Het hof weegt ook de persoonlijke omstandigheden van de werknemer mee: hij is ziek, verliest door het ontslag op staande voet plots zijn inkomen en kan vanwege zijn gezondheid niet direct ander werk vinden. Daarnaast kan het ontslag op staande voet gevolgen hebben voor eventuele aanspraken van de werknemer op een WW-, ZW- of WIA-uitkering.
Het hof komt tot de conclusie dat het ontslag op staande voet niet rechtsgeldig is en dat de werkgever de arbeidsovereenkomst in strijd met de wet heeft beëindigd. De arbeidsovereenkomst wordt daarom hersteld met ingang van de ontslagdatum, 13 maart 2024. De verzoeken van de werkgever tot ontbinding van de arbeidsovereenkomst worden afgewezen.

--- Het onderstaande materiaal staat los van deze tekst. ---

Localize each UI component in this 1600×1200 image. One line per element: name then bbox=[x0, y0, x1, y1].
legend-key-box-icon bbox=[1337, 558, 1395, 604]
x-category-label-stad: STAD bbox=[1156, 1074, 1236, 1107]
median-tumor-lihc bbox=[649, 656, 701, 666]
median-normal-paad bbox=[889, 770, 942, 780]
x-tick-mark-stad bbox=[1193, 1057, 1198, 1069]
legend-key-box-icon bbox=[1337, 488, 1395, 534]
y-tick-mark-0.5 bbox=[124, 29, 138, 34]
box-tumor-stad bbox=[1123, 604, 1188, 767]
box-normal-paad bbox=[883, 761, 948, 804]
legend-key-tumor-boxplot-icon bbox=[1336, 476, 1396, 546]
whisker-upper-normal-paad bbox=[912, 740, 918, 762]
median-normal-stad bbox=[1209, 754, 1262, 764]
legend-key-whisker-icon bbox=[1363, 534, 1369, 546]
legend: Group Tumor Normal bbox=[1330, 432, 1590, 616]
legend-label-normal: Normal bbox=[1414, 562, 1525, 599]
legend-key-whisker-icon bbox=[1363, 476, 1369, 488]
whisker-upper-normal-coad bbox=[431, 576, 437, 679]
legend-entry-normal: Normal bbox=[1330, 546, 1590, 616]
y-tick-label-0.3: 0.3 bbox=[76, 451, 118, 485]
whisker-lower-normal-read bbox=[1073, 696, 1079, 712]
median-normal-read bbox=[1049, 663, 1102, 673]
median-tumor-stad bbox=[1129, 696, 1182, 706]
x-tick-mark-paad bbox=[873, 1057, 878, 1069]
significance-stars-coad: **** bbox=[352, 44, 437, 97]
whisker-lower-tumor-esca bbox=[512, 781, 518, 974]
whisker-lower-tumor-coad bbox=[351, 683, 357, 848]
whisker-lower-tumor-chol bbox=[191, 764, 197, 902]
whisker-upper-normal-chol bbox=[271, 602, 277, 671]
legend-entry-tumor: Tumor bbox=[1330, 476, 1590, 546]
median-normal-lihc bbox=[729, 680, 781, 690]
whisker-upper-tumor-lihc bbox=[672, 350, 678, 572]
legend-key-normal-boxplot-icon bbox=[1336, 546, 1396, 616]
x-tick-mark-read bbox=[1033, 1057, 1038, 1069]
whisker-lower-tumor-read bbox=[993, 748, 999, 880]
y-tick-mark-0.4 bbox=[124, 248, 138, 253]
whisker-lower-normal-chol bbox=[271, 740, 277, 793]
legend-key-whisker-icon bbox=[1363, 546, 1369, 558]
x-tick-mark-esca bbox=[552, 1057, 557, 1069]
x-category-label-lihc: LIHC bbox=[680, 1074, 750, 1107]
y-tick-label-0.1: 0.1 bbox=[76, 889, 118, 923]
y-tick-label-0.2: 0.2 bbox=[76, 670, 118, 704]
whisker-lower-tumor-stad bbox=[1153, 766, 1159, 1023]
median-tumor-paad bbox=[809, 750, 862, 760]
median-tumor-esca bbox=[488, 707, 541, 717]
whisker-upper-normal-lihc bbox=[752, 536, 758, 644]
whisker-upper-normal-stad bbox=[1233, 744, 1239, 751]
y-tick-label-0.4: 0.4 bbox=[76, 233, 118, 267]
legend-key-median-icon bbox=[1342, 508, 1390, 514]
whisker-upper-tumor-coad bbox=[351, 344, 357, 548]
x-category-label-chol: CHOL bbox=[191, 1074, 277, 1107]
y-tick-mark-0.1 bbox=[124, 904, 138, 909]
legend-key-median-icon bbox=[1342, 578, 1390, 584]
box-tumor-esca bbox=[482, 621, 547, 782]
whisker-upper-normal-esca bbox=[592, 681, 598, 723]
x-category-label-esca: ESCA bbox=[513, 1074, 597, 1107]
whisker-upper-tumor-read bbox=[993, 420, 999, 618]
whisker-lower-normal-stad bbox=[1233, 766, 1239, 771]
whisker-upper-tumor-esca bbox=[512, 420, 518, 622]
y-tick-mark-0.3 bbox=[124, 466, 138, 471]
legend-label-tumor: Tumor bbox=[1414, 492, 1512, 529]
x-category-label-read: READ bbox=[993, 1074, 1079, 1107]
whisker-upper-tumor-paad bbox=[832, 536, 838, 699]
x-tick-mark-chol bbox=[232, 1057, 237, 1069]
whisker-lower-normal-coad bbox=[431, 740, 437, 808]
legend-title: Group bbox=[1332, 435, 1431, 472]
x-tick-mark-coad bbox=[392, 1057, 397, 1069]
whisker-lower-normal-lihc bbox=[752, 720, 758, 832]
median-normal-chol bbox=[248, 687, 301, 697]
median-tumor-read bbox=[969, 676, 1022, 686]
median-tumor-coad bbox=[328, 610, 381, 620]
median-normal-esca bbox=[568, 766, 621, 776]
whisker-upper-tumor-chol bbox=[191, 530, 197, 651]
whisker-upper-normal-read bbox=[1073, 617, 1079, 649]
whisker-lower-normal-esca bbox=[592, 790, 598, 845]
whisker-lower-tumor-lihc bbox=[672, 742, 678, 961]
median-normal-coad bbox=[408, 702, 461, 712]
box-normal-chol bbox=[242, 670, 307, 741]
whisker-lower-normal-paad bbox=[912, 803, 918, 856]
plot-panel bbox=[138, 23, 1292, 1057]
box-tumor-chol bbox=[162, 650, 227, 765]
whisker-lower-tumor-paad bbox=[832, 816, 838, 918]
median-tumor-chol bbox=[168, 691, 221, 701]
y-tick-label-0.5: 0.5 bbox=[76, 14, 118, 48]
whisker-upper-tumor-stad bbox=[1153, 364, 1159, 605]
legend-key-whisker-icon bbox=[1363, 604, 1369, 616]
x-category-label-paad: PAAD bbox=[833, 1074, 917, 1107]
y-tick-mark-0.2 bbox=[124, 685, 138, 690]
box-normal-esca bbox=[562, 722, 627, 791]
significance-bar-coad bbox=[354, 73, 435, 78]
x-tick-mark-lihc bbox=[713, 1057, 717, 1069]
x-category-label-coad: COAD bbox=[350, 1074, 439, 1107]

Deze uitspraak laat zien dat een werkgever niet zonder meer een reeds goedgekeurde vakantie van een werknemer mag intrekken, ook niet als de werknemer ziek is. Alleen bij gewichtige redenen, en na overleg met de werknemer, kan hiervan mogelijk worden afgeweken.
Daarnaast benadrukt de uitspraak dat een ontslag op staande voet een uiterste middel is en blijft. Werkgevers dienen bij de beoordeling bovendien rekening te houden met persoonlijke omstandigheden van een werknemer en moeten onderzoeken of een lichtere maatregel kan volstaan.